As a child growing up in Miami, Michael Young, PhD, marveled at the “four o’clock flowers” in his neighbor’s yard. What caused its blossoms to shrivel against the day-time heat, and open four hours later when the sun set?
Six decades and a Nobel Prize later, Young, the Richard and Jeanne Fisher Professor and head of the Laboratory of Genetics at The Rockefeller University, is still trying to figure out what drives these “rhythms of life.”
Young, who shared the 2017 Nobel Prize in Physiology or Medicine with two Brandeis University geneticists for their groundbreaking studies of circadian rhythms, came to Vanderbilt University Medical Center last week to discuss his research as part of the Flexner Discovery Lecture series.
Addressing a packed Light Hall lecture room, Young described how his team identified six genes in the fruit fly, Drosophila, that are involved in forming a “biological oscillator.” Interactions among “clock genes” contribute to a network of molecular oscillations in cells throughout the body — and throughout the animal kingdom.
Young’s lab recently identified a variation in the cryptochrome, or CRY gene, that is associated with a prevalent human sleep disorder called delayed sleep phase disorder. DSPD is characterized by a persistent delay in the timing of sleep.
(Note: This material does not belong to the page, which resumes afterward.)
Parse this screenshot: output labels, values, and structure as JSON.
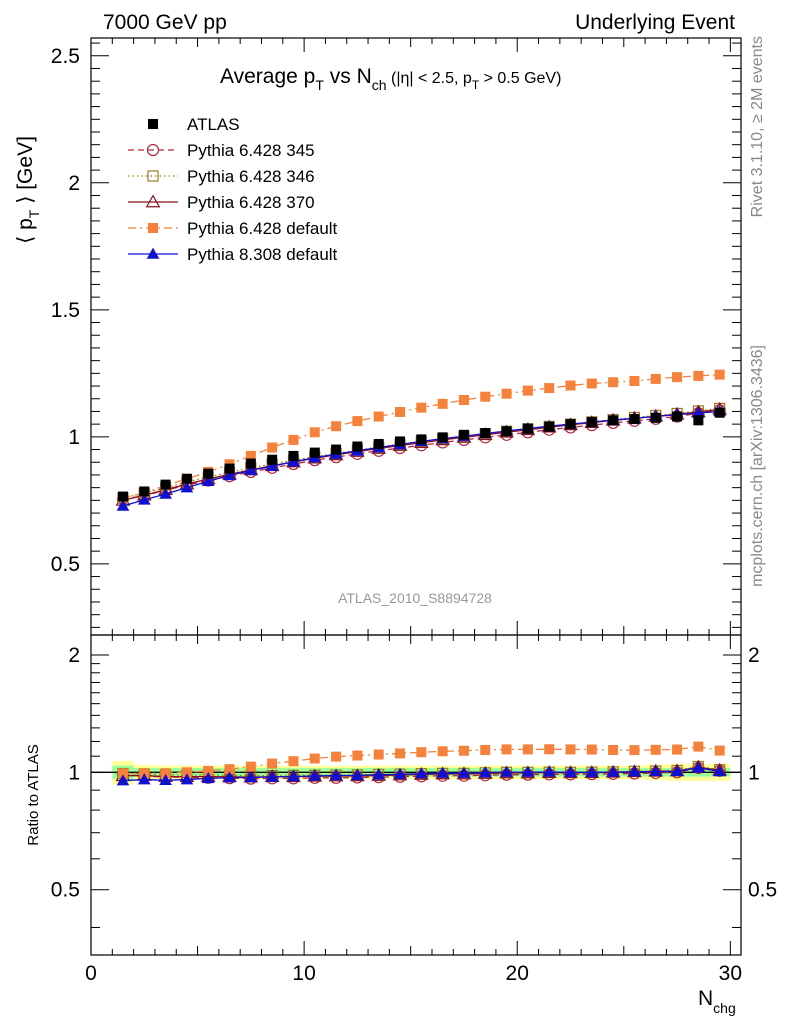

Genetic studies suggest an estimated one in every 75 individuals of non-Finnish European ancestry may carry the CRY variant. “This may account for as much as 20 percent of the DSPD that’s out there,” he said.
Young ended his lecture by thanking his colleagues and “the real hero” — the fruit fly Drosophila.
Arguably, so is the plant from his youth, Mirabilis. Turns out the four o’clock flower has evolved a circadian rhythm that allows it to conserve moisture during the day, and then open at night when the moth that pollinates its blossoms is active.
That observation prompted a question from the audience. What is the evolutionary value for conserving a genetic variation that causes a major sleep disorder?
Changes in the biological clock are not limited to sleep, Young pointed out. They potentially affect tissues throughout the body. Other researchers have found that overexpression of the CRY gene in mice produces dramatic changes in glucose metabolism.
“It could be that there’s a metabolic advantage … rather than anything that has to do with behavior,” he said. “The behavior (sleep disruption) is just something you have to live with to enjoy that advantage.”